Another way of increasing profit is to simply reduce your headcount by 90% while keeping the same profit.*
Hence, I think some companies will keep downsizing. Some companies will hire. It depends a lot.
*Assuming 90% productivity increase.
Is it the same with tech? Facebook has 3 billion monthly active users. No amount of tech will bring that up to 6 billion. If you were to double the amount of time someone spends on Facebook, or double the ads they see or double the click through rate, what does that really mean?
I think that it's more along the lines of "do you fire people" instead of just "do you fire devs". Fewer devs means less of a need for PMs, so they can be let go as well, and maybe with the rise of AI assisted design tools, you don't need as many UX people, so you let some of them go as well.
As for building better products, I feel like that's a completely different topic than using AI for productivity gains, but only because at the end of the day you need buy in from upper management in order to build the features/redo existing features/both that will make the product better.
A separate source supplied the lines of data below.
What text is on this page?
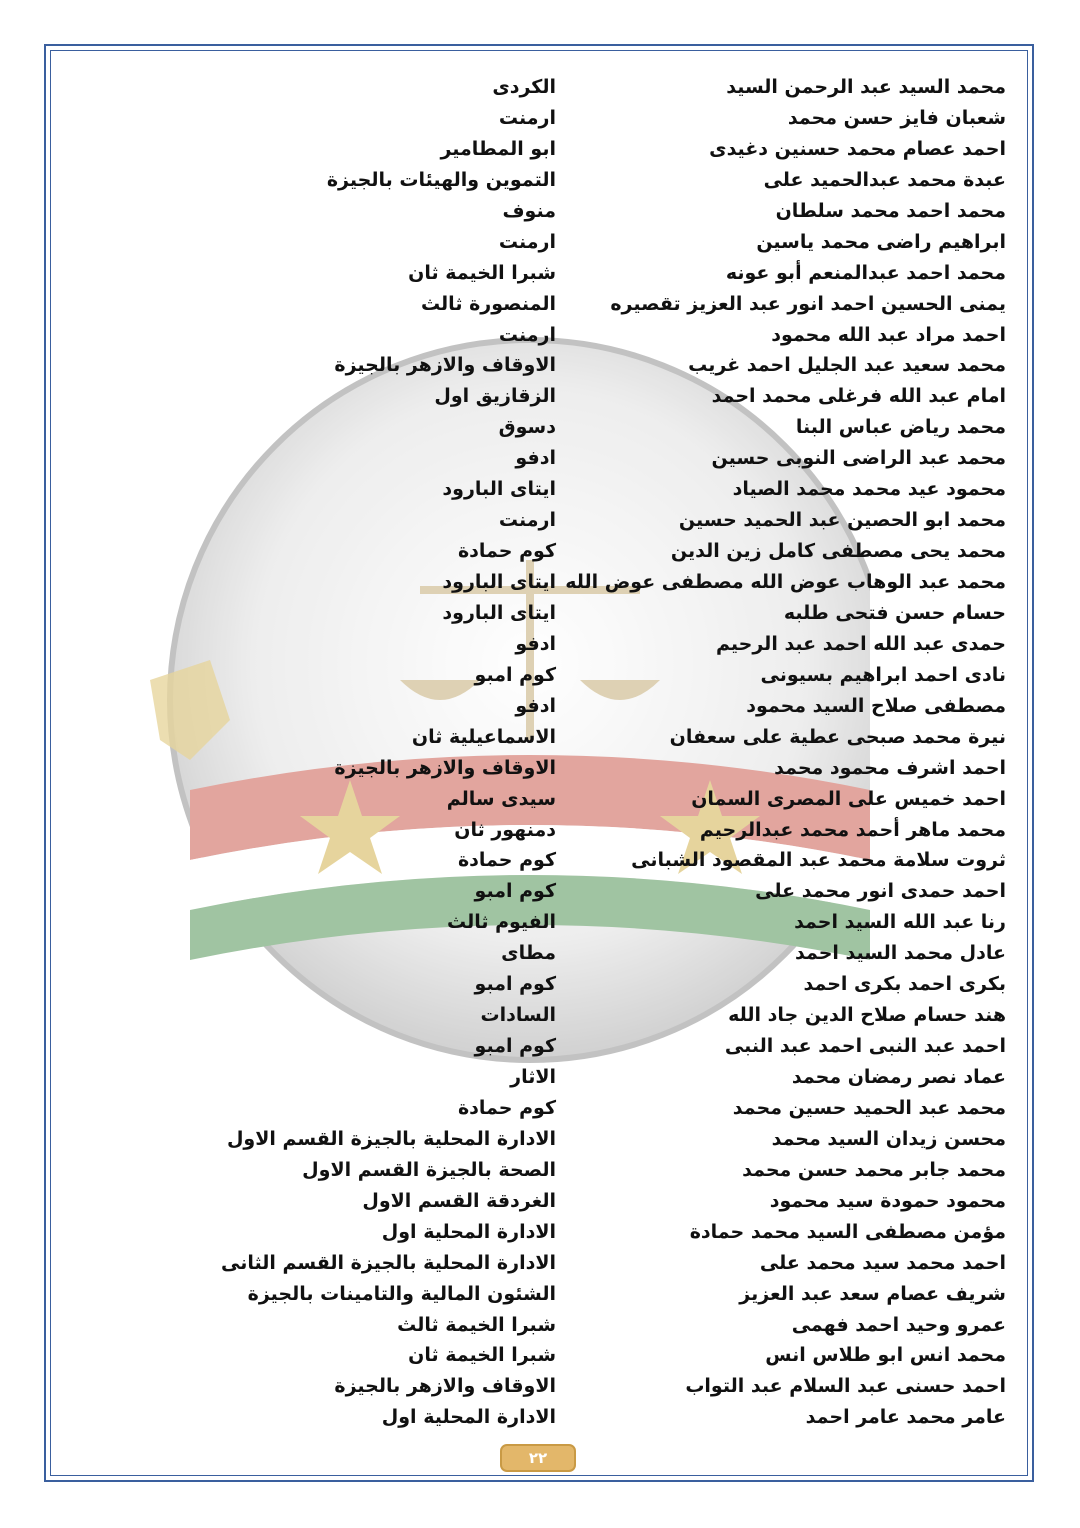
محمد السيد عبد الرحمن السيد
الكردى
شعبان فايز حسن محمد
ارمنت
احمد عصام محمد حسنين دغيدى
ابو المطامير
عبدة محمد عبدالحميد على
التموين والهيئات بالجيزة
محمد احمد محمد سلطان
منوف
ابراهيم راضى محمد ياسين
ارمنت
محمد احمد عبدالمنعم أبو عونه
شبرا الخيمة ثان
يمنى الحسين احمد انور عبد العزيز تقصيره
المنصورة ثالث
احمد مراد عبد الله محمود
ارمنت
محمد سعيد عبد الجليل احمد غريب
الاوقاف والازهر بالجيزة
امام عبد الله فرغلى محمد احمد
الزقازيق اول
محمد رياض عباس البنا
دسوق
محمد عبد الراضى النوبى حسين
ادفو
محمود عيد محمد محمد الصياد
ايتاى البارود
محمد ابو الحصين عبد الحميد حسين
ارمنت
محمد يحى مصطفى كامل زين الدين
كوم حمادة
محمد عبد الوهاب عوض الله مصطفى عوض الله
ايتاى البارود
حسام حسن فتحى طلبه
ايتاى البارود
حمدى عبد الله احمد عبد الرحيم
ادفو
نادى احمد ابراهيم بسيونى
كوم امبو
مصطفى صلاح السيد محمود
ادفو
نيرة محمد صبحى عطية على سعفان
الاسماعيلية ثان
احمد اشرف محمود محمد
الاوقاف والازهر بالجيزة
احمد خميس على المصرى السمان
سيدى سالم
محمد ماهر أحمد محمد عبدالرحيم
دمنهور ثان
ثروت سلامة محمد عبد المقصود الشبانى
كوم حمادة
احمد حمدى انور محمد على
كوم امبو
رنا عبد الله السيد احمد
الفيوم ثالث
عادل محمد السيد احمد
مطاى
بكرى احمد بكرى احمد
كوم امبو
هند حسام صلاح الدين جاد الله
السادات
احمد عبد النبى احمد عبد النبى
كوم امبو
عماد نصر رمضان محمد
الاثار
محمد عبد الحميد حسين محمد
كوم حمادة
محسن زيدان السيد محمد
الادارة المحلية بالجيزة القسم الاول
محمد جابر محمد حسن محمد
الصحة بالجيزة القسم الاول
محمود حمودة سيد محمود
الغردقة القسم الاول
مؤمن مصطفى السيد محمد حمادة
الادارة المحلية اول
احمد محمد سيد محمد على
الادارة المحلية بالجيزة القسم الثانى
شريف عصام سعد عبد العزيز
الشئون المالية والتامينات بالجيزة
عمرو وحيد احمد فهمى
شبرا الخيمة ثالث
محمد انس ابو طلاس انس
شبرا الخيمة ثان
احمد حسنى عبد السلام عبد التواب
الاوقاف والازهر بالجيزة
عامر محمد عامر احمد
الادارة المحلية اول
٢٢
I should also mention I'm viewing this from the position of someone who works at an established company and not a startup, so it may differ.
Seniors can adjust, but eg. junior frontend-only devs might be doomed in both situations, as they might not be able to contribute enough to business-critical features to justify their costs and most frontend-related tasks will be taken over by the "10x" seniors.
If it is a big company the answer is and will always be: whatever makes the stock price rise the most.
Remember sometimes the most productive thing to have is not money or people but time with your ideas.
CTO is rewriting company platform (by himself with AI) and is convinced it's 100x productivity. But when you step back and look at the broader picture, he's rewriting what something like Rails, .NET, or Spring gave us 15-20 years ago? It's just in languages and code styles he is (only) familiar with. That's not 100x for the business, sorry...
you hire more if you are growth and have new ideas just never had the chance to implement them as they were not practical of feasible at that level of tech (non-assisted humans clicking code and taking sick leaves)
Terafab is suddenly making so much sense!